Die internationalen Benchmark-Rohöl-Futures der Sorte Brent wurden bei den Morgengeschäften in London bei 79,63 USD pro Barrel gehandelt, ein Plus von etwa 0,8%, während die Futures auf US West Texas Intermediate bei 76,65 USD pro Barrel um etwa 0,75% höher lagen.

Die Ölpreise stiegen im vergangenen Jahr um mehr als 50 %, wobei Energieinvestoren optimistisch sind, dass die hochansteckende Omikron-Variante möglicherweise weniger schwerwiegend ist als befürchtet. Und das, obwohl die Covid-Infektionen neue Rekordhöhen erreicht haben, wobei die USA in nur 24 Stunden einen weltweiten Tagesrekord von über 1 Million Infektionen melden.

Es wird allgemein erwartet, dass die Weltölmärkte im Jahr 2022 anfällig für Geopolitik bleiben, wobei das “Säbelrasseln” über die anhaltende Pattsituation zwischen Russland und der Ukraine und die laufenden iranischen Atomverhandlungen wahrscheinlich von der OPEC+ genau beobachtet werden.
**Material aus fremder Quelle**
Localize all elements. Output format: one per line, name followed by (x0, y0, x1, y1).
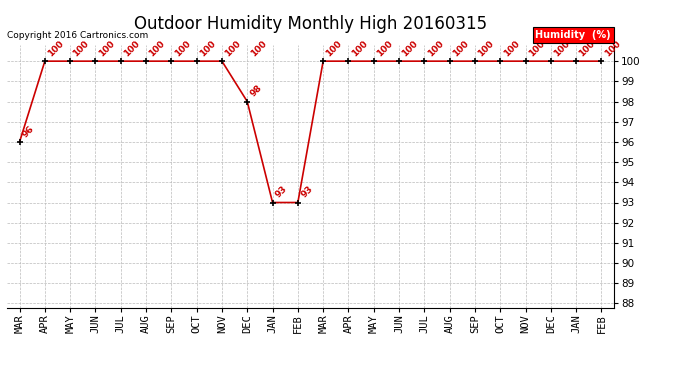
Text: 100: 100 (224, 39, 243, 58)
Text: 100: 100 (476, 39, 496, 58)
Text: Humidity  (%): Humidity (%) (535, 30, 611, 40)
Text: Copyright 2016 Cartronics.com: Copyright 2016 Cartronics.com (7, 31, 148, 40)
Text: 100: 100 (451, 39, 471, 58)
Text: 100: 100 (552, 39, 572, 58)
Text: 100: 100 (350, 39, 369, 58)
Text: 100: 100 (72, 39, 91, 58)
Text: 100: 100 (172, 39, 193, 58)
Text: Outdoor Humidity Monthly High 20160315: Outdoor Humidity Monthly High 20160315 (134, 15, 487, 33)
Text: 100: 100 (426, 39, 445, 58)
Text: 100: 100 (324, 39, 344, 58)
Text: 96: 96 (21, 124, 37, 139)
Text: 100: 100 (375, 39, 395, 58)
Text: 100: 100 (603, 39, 622, 58)
Text: 100: 100 (122, 39, 141, 58)
Text: 93: 93 (299, 184, 315, 200)
Text: 100: 100 (97, 39, 117, 58)
Text: 100: 100 (46, 39, 66, 58)
Text: 100: 100 (198, 39, 217, 58)
Text: 93: 93 (274, 184, 289, 200)
Text: 100: 100 (248, 39, 268, 58)
Text: 100: 100 (502, 39, 521, 58)
Text: 100: 100 (148, 39, 167, 58)
Text: 98: 98 (248, 84, 264, 99)
Text: 100: 100 (400, 39, 420, 58)
Text: 100: 100 (578, 39, 597, 58)
Text: 100: 100 (527, 39, 546, 58)
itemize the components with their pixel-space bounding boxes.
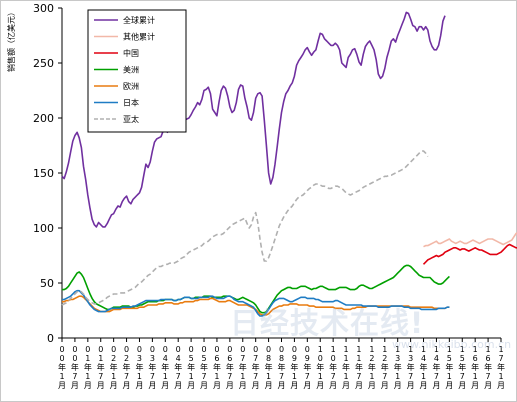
legend-label: 美洲 xyxy=(123,65,139,75)
legend-label: 亚太 xyxy=(123,114,139,124)
y-tick-label: 200 xyxy=(33,112,54,125)
legend-label: 全球累计 xyxy=(123,15,155,25)
legend-label: 中国 xyxy=(123,48,139,58)
y-tick-label: 300 xyxy=(33,2,54,15)
series-line-3 xyxy=(62,264,450,314)
y-tick-label: 150 xyxy=(33,167,54,180)
axes: 0 50 100 150 200 250 300 销售额（亿美元） 0 0 年 1 月 0 0 年 7 月 0 1 年 1… xyxy=(6,2,505,390)
legend-box xyxy=(87,9,187,133)
legend-label: 日本 xyxy=(123,98,139,108)
series-line-1 xyxy=(423,232,517,248)
legend-label: 其他累计 xyxy=(123,32,155,42)
series-line-6 xyxy=(61,150,429,306)
y-tick-label: 50 xyxy=(40,277,54,290)
legend-label: 欧洲 xyxy=(123,81,139,91)
watermark-logo-sub: www.nikkeibp.com.cn xyxy=(392,338,512,351)
series-line-2 xyxy=(422,243,517,265)
y-axis-title: 销售额（亿美元） xyxy=(6,8,16,72)
y-tick-label: 100 xyxy=(33,222,54,235)
y-tick-label: 250 xyxy=(33,57,54,70)
series-line-5 xyxy=(62,289,450,317)
watermark-logo: 日经技术在线! xyxy=(230,306,425,340)
series-layer xyxy=(61,11,517,317)
series-line-0 xyxy=(61,11,446,228)
y-tick-label: 0 xyxy=(47,332,54,345)
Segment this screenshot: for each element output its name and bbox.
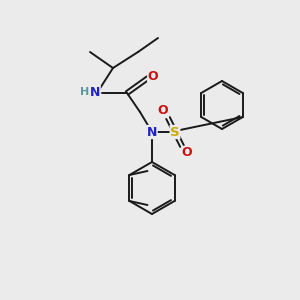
Text: N: N — [147, 125, 157, 139]
Text: N: N — [90, 85, 100, 98]
Text: H: H — [80, 87, 90, 97]
Text: O: O — [158, 104, 168, 118]
Text: O: O — [182, 146, 192, 160]
Text: S: S — [170, 125, 180, 139]
Text: O: O — [148, 70, 158, 83]
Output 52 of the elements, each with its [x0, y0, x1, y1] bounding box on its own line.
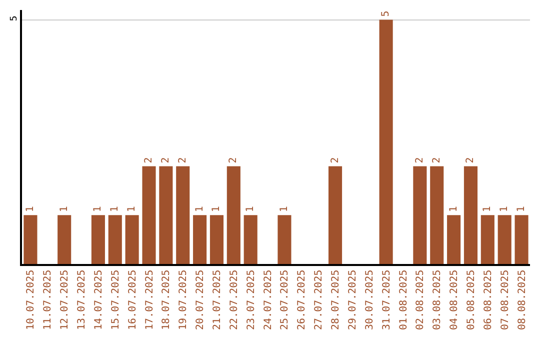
data-label: 1: [126, 206, 138, 212]
x-tick-label: 19.07.2025: [178, 270, 190, 330]
data-label: 2: [465, 157, 476, 164]
x-tick-label: 11.07.2025: [42, 270, 54, 330]
data-label: 1: [448, 206, 460, 212]
data-label: 2: [431, 157, 442, 164]
x-tick-label: 03.08.2025: [432, 270, 444, 330]
data-label: 2: [177, 157, 188, 164]
x-tick-label: 13.07.2025: [76, 270, 88, 330]
data-label: 2: [228, 157, 240, 164]
x-tick-label: 20.07.2025: [195, 270, 206, 330]
x-tick-label: 28.07.2025: [330, 270, 342, 330]
x-tick-label: 04.08.2025: [449, 270, 460, 330]
data-label: 1: [245, 206, 256, 212]
x-tick-label: 17.07.2025: [144, 270, 156, 330]
data-label: 1: [516, 206, 528, 212]
x-tick-label: 25.07.2025: [280, 270, 291, 330]
x-tick-label: 02.08.2025: [415, 270, 426, 330]
x-tick-label: 15.07.2025: [110, 270, 122, 330]
x-tick-label: 23.07.2025: [246, 270, 257, 330]
x-tick-label: 30.07.2025: [364, 270, 376, 330]
x-tick-label: 12.07.2025: [60, 270, 71, 330]
x-tick-label: 24.07.2025: [262, 270, 274, 330]
x-tick-label: 27.07.2025: [314, 270, 325, 330]
data-label: 1: [58, 206, 70, 212]
data-label: 2: [414, 157, 426, 164]
x-tick-label: 14.07.2025: [93, 270, 104, 330]
x-tick-label: 10.07.2025: [26, 270, 37, 330]
data-label: 1: [499, 206, 510, 212]
x-tick-label: 01.08.2025: [398, 270, 410, 330]
data-label: 2: [160, 157, 172, 164]
data-label: 1: [24, 206, 36, 212]
x-tick-label: 06.08.2025: [482, 270, 494, 330]
x-tick-label: 22.07.2025: [228, 270, 240, 330]
x-tick-label: 18.07.2025: [161, 270, 172, 330]
data-label: 1: [110, 206, 121, 212]
data-label: 2: [330, 157, 341, 164]
data-label: 1: [211, 206, 222, 212]
x-tick-label: 05.08.2025: [466, 270, 477, 330]
x-tick-label: 07.08.2025: [500, 270, 511, 330]
data-label: 1: [194, 206, 206, 212]
data-label: 1: [92, 206, 104, 212]
data-label: 1: [482, 206, 494, 212]
x-tick-label: 16.07.2025: [127, 270, 138, 330]
x-tick-label: 26.07.2025: [296, 270, 308, 330]
data-label: 1: [278, 206, 290, 212]
x-tick-label: 21.07.2025: [212, 270, 223, 330]
x-tick-label: 31.07.2025: [381, 270, 392, 330]
x-tick-label: 08.08.2025: [516, 270, 528, 330]
data-label: 2: [144, 157, 154, 164]
x-tick-label: 29.07.2025: [347, 270, 358, 330]
data-label: 5: [380, 10, 392, 17]
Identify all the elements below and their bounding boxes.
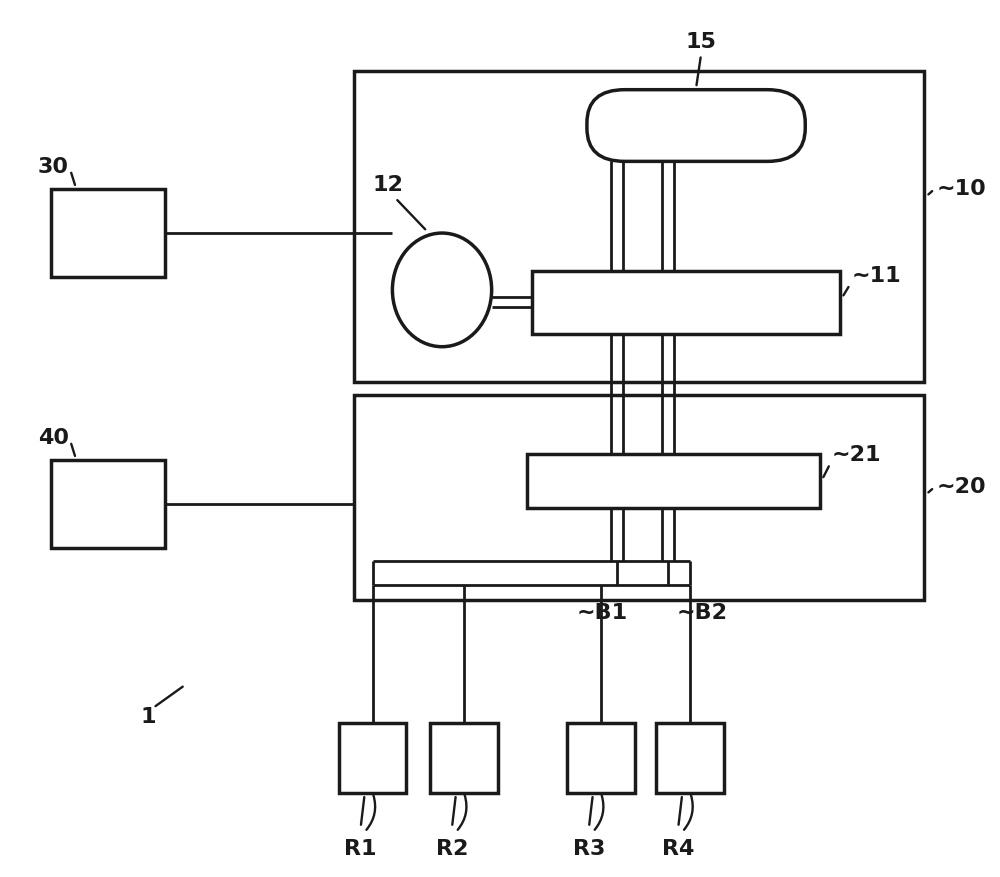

„Ich denke, es sind diese geopolitischen Wildcards, auf die wir sehr genau achten müssen“, sagte Helima Croft, Leiterin der globalen Rohstoffstrategie bei RBC Capital Markets, am Dienstag gegenüber „Capital Connection“ von CNBC.

Zu Russland und der Ukraine sagte Croft: “Ich denke, das ist eine wirklich unglaubliche Wildcard, denn wenn russische Truppen die Grenze in die Ukraine überqueren, werden erhebliche Sanktionen gegen Russland verhängt, was wiederum zu einer ziemlich ernsten Energie führen könnte.” Krise, wenn Russland Gas nach Europa absperrt.”

Die OPEC gab am Montag bekannt, dass sie beschlossen habe, den Kuwait Haitham Al-Ghais ab August zum Generalsekretär zu ernennen.

Al-Ghais, ein Technokrat, der seit drei Jahrzehnten in der Ölindustrie tätig ist, wird später in diesem Jahr Mohammad Sanusi Barkindo als Spitzendiplomat der Gruppe ersetzen.